Julia Tunks

Personal information
- Born: 20 July 2006 (age 20)

Sport
- Sport: Athletics
- Event: Discus throw

Achievements and titles
- Personal bests: Discus: 63.58m (Walnut, 2026) NR; Shot put: 15.23m (Orlando, 2024);

Medal record
Women's athletics
Representing Canada
Commonwealth Games
| Silver medal – second place | 2026 Glasgow | Discus throw |
NACAC Championships
| Bronze medal – third place | 2025 Freeport | Discus throw |
Pan American U20 Championships
| Gold medal – first place | 2023 Mayagüez | Discus throw |

= Julia Tunks =

Canadian athlete

Julia Tunks (born 20 July 2006) is a Canadian discus thrower and shot putter. She won the Canadian Athletics Championships in the discus throw in 2023, 2025 and 2026. In 2025, she also became the Canadian national record holder at the age of 18. She won the silver medal at the 2026 Commonwealth Games.

==Early life==
From London, Ontario, she is the daughter of Lieja Koeman, who participated in the 2000 and 2004 Olympics in the shot put and three-time Olympian (1996, 2000, 2004) discus thrower Jason Tunks.
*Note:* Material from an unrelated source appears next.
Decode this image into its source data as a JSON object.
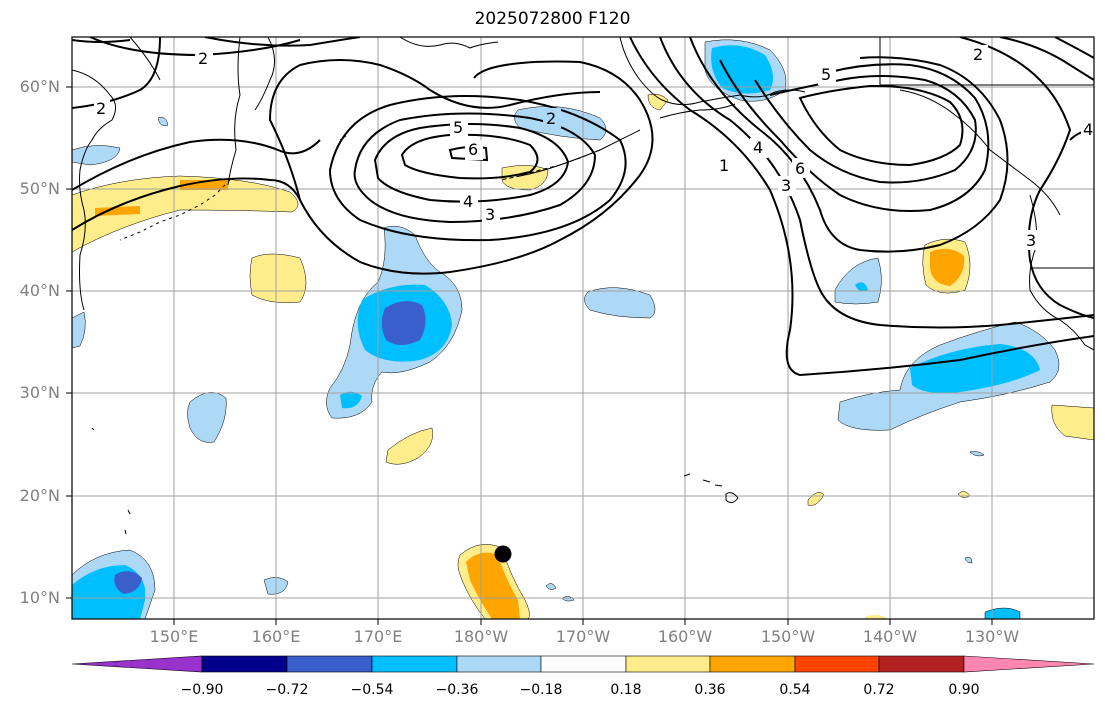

She attended Oakridge Secondary School. She played soccer as a goalkeeper before focusing on athletics.

==Career==
She won the Canadian Athletics Championships for the first time in 2023. She was a gold medalist at the 2023 Pan American U20 Athletics Championships in August 2023 in Mayagüez, Peru with a throw of 56.98 metres. She placed seventh overall at the 2024 World Athletics U20 Championships in Lima, Peru.

In April 2025, at the age of 18, she threw 62.95 metres for the discus throw in Ramona, Oklahoma to not only set a new personal best and break her own national under-20 record, but also break the senior Canadian national record which was previously set in 1979 by Carmen Ionesco. She won the Canadian Athletics Championships in Ottawa in 2025 with a championship record throw of 60.68 metres. She was a bronze medalist at the 2025 NACAC Championships in Freeport, The Bahamas.

In September 2025, she competed at the 2025 World Athletics Championships in Tokyo, Japan, without reaching the final.

In April 2026, Tunks set a new personal best and Canadian record of 63.58m to win at the Mt. SAC Relays in California, beating 2023 World Champion Laulauga Tausaga. On 30 July, Tunks won the silver medal in the discus throw at the 2026 Commonwealth Games in Glasgow, Scotland, having made a second round throw of 60.67m.

==Personal life==
She is coached by her father, the Olympian Jason Tunks. Her younger sister Jenna also competes in athletics and won the Canadian U20 Championships in the discus throw in 2024 and 2025.